Alors que la partie du plan concernant la branche Recherche et Développement a été rejetée en appel par la justice, la direction prévoirait d’en annoncer une nouvelle mouture entre juin et septembre, affirme la CGT. Cette dernière dit avoir été reçue par les patrons R&D de Sanofi, le 17 avril 2013. L’un d’eux aurait alors annoncé au syndicat que Sanofi envisageait de se désengager du site de recherche de Toulouse d’ici quatre à cinq ans.

Rendez-vous le 15 mai entre Arnaud Montebourg et les syndicats

Une "bombe" que le directeur général du groupe, Chris Viehbacher, ne confirme pas. Interrogé jeudi à l’occasion des résultats trimestriels de Sanofi (dont le bénéfice net et le chiffre d'affaires sont en baisse, pénalisés par les expirations de brevets), il a assuré qu'il attendrait l'avis de la mission ministérielle - diligentée par Arnaud Montebourg afin d'étudier les pistes s’offrant au site de Toulouse ( ) - pour prendre sa décision finale. Au ministère du Redressement Productif, on confirme que les recommandations de cette mission sont attendues pour la mi-mai. Selon nos informations, Arnaud Montebourg a d’ailleurs donné rendez-vous aux syndicats de Sanofi le 15 mai pour échanger sur le rapport.

"La direction de l’entreprise privilégie les actionnaires"

Peu de chances que la problématique du plan de restructuration ne soit pas abordée par les actionnaires lors de l’assemblée générale. Parmi ces derniers, certains comptent d’ailleurs ne pas soutenir la position de Sanofi. L’Etablissement de Retraite Additionnelle de la Fonction Publique (ERAFP), qui a investi dans le groupe en raison de sa bonne notation ESG, a ainsi d’ores-et-déjà annoncé qu’il voterait contre l’augmentation du dividende proposée par Sanofi, la jugeant "excessive" et non responsable.

L’entreprise propose de verser aux actionnaires plus de 3,6 milliards d’euros à titre de dividende, soit 2,77 euros par action. Mais "dans le triangle actionnaires, salariés, et investissement d’avenir, il apparaît clairement que la direction de l’entreprise privilégie les actionnaires, écrit Eric Loiselet, président du Comité de suivi de la politique de placement de l’ERAFP, dans une tribune. Certes les perspectives 2013 et 2014 continuent d’être particulièrement positives. Il importe toutefois de s’interroger sur la pertinence du niveau de dividende proposé, à l’heure où les restructurations se poursuivent."

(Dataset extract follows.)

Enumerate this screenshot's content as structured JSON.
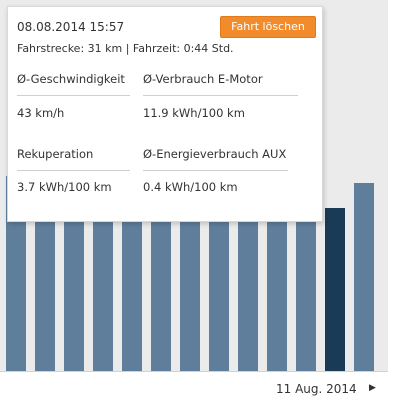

Une position qui devrait rester isolée

Selon ses calculs, la rémunération des actionnaires de Sanofi aurait ainsi augmenté plus de 50% plus rapidement que la rémunération des salariés, entre 2009 et 2012. L’ERAFP estime aussi ce taux de distribution "anormalement élevé" par rapport aux autres laboratoires pharmaceutiques (74% contre 55% dans le secteur). "Les restructurations annoncées en France en 2012 atteignent la recherche, qui est pourtant le cœur du business d’une firme comme Sanofi, dont la rentabilité reste à un niveau très élevé, estime Eric Loiselet. Outre les activités de recherche de médicaments, ces restructurations conduisent ou peuvent conduire à des suppressions d’emploi dans les activités de production de vaccins et les fonctions support en France. Pourtant, la quasi-totalité du chiffre d'affaires réalisé en France, soit 3,1 milliards d'euros en 2011, est assurée par l'assurance-maladie."

Sa position devrait cependant rester isolée. Car la première capitalisation du CAC 40, toujours largement bénéficiaire et dont les taux de marges sont élevés, continue de faire rêver la grande majorité de ses actionnaires.